Roberta Schmid apre il ciclo “Organi Storici della Campania” con una interessante panoramica lunga tre secoli

Roberta Schmid è stata la protagonista del primo concerto della diciannovesima edizione del ciclo “Organi Storici della Campania”, organizzato dalla Associazione Alessandro Scarlatti.
Per l’occasione l’appuntamento, tenutosi nella Chiesa della SS. Trinità dei Pellegrini, è stato inserito anche nelle celebrazioni per i 440 anni della Augustissima Arciconfraternita della SS. Trinità dei Pellegrini e Convalescenti.
La serata ha avuto inizio con la Rhapsodie sur le nom de LAVOIE, scritta nel 1994 dal canadese Denis Bédard (1950) in omaggio al suo maestro Claude Lavoie, organista nativo del Quebec, allievo di Nadia Boulanger e Gaston Litaize, scomparso nel 2014.
Si passava quindi a tre brani di Johann Sebastian Bach (1685-1750), partendo dal Corale Ich ruf zu dir, Herr Jesu Christ BWV 639, appartenente all’Orgelbüchlein (Piccolo libro d’organo), catalogato come BWV 599-644, formato da 45 corali, 33 da utilizzare come accompagnamento alle funzioni legate alle principali festività dell’anno liturgico e 12 relativi alla vita cristiana.
La successiva Toccata e Fuga in re minore BWV 538, si fa risalire ad un periodo compreso fra il 1730 ed il 1735 ed è conosciuta anche come “Dorica”, appellativo aggiunto non da Bach ma da qualche editore, che volle indicare la presenza, in alcuni passaggi del modo “dorico”.
Terzo ed ultimo pezzo bachiano, il Corale Herzlich thut mich verlangen BWV 727, tratto da una raccolta di vari preludi corali, contenente un motivo, originariamente alla base di una melodia profana di Hassler, utilizzato anche nella Passione secondo Matteo.
Un salto nel Novecento ci portava alla briosa Toccatina for Flute, datata 19815, dai Dodici divertimenti di Pietro Alessandro Yon Pietro (1886-1943) piemontese trapiantato negli USA, dove ancora oggi è molto noto.
Si passava, quindi, alla grande scuola transalpina, con la Toccata in si minore di Eugène Gigout (1844-1925), dai Dieci pezzi per organo composti nel 1923.
Allievo di Saint-Saëns e, a sua volta, docente di grande prestigio, Gigout fu per 62 anni organista titolare della chiesa parigina di Sant’Agostino.
Era poi la volta di Exite Fideles del britannico Paul Ayres (1970), arrangiamento in chiave jazz di Adeste Fideles, creato agli albori del XXI secolo.
Ultimo brano in programma, la celeberrima Suite Gothique, composta nel 1895 da Léon Boëllmann (1862-1897), promettentissimo studente del già citato Gigout, morto prematuramente di tisi.
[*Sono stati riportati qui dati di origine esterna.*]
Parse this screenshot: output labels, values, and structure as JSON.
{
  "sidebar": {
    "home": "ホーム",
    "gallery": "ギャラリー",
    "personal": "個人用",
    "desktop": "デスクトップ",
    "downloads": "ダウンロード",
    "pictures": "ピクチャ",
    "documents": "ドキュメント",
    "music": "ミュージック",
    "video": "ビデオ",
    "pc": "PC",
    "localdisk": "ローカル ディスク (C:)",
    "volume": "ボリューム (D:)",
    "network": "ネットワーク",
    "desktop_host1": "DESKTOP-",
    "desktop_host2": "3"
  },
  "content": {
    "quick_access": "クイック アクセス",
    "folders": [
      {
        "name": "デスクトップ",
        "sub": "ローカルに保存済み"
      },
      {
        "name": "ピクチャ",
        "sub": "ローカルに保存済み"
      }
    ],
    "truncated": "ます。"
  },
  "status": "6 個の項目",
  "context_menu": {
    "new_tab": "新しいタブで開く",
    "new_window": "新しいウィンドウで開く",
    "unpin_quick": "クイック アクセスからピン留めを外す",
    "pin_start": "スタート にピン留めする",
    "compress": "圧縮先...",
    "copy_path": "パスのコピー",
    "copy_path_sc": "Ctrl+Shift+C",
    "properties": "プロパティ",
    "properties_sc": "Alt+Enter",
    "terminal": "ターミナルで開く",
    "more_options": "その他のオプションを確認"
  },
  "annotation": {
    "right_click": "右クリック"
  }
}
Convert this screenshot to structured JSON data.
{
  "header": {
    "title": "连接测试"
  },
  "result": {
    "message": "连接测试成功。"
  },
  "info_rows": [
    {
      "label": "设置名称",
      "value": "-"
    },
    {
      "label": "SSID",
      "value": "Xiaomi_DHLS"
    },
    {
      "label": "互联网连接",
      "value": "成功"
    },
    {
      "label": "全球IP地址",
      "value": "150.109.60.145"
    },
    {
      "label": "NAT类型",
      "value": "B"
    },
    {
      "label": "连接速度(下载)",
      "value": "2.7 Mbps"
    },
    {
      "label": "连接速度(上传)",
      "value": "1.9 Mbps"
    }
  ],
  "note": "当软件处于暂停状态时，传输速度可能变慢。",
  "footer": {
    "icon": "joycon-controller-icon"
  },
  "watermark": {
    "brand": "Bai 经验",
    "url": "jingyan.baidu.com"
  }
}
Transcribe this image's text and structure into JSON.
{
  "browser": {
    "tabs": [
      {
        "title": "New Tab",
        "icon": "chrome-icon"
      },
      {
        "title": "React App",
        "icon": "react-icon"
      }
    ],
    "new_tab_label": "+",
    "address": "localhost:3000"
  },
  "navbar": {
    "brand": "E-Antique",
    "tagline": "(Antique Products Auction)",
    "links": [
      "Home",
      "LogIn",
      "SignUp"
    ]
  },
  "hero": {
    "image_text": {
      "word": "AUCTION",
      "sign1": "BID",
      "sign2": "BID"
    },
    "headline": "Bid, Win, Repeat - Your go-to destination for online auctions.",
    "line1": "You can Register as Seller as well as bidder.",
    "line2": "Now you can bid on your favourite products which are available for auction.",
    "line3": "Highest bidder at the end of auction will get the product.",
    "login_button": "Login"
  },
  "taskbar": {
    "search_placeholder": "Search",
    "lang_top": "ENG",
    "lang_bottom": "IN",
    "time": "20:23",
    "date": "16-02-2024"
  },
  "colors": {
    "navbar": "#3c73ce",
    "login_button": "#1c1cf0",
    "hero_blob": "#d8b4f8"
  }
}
Riguardo all’interprete, Roberta Schmid, ha dato vita ad un recital di buon livello, frutto di una lunga e solida esperienza, evidenziando una elevata versatilità e portando alla ribalta anche brani di raro ascolto che il numeroso pubblico ha mostrato di gradire moltissimo, chiedendo a gran voce un bis.
La Schmid ha prontamente accontentato gli spettatori, eseguendo una trascrizione de “Il vecchio castello”, da “Quadri da un’esposizione” di Modest Musorgskij, curata dal francese Jean Guillou, e si è poi accomiatata, ricordando commossa la figura di sua madre, scomparsa lo scorso anno, che era stata ricoverata proprio nella struttura ospedaliera all’interno della quale si trova la chiesa.
La rassegna “Organi Storici della Campania” prosegue domenica 24 giugno con il concerto della giovanissima Francesca Ajossa, che suonerà i due organi della Basilica dell’Incoronata a Capodimonte (un “Domenico Antonio Rossi” del 1769 e un “Tamburini” del 1965), proponendo un programma legato alle caratteristiche di entrambi gli strumenti.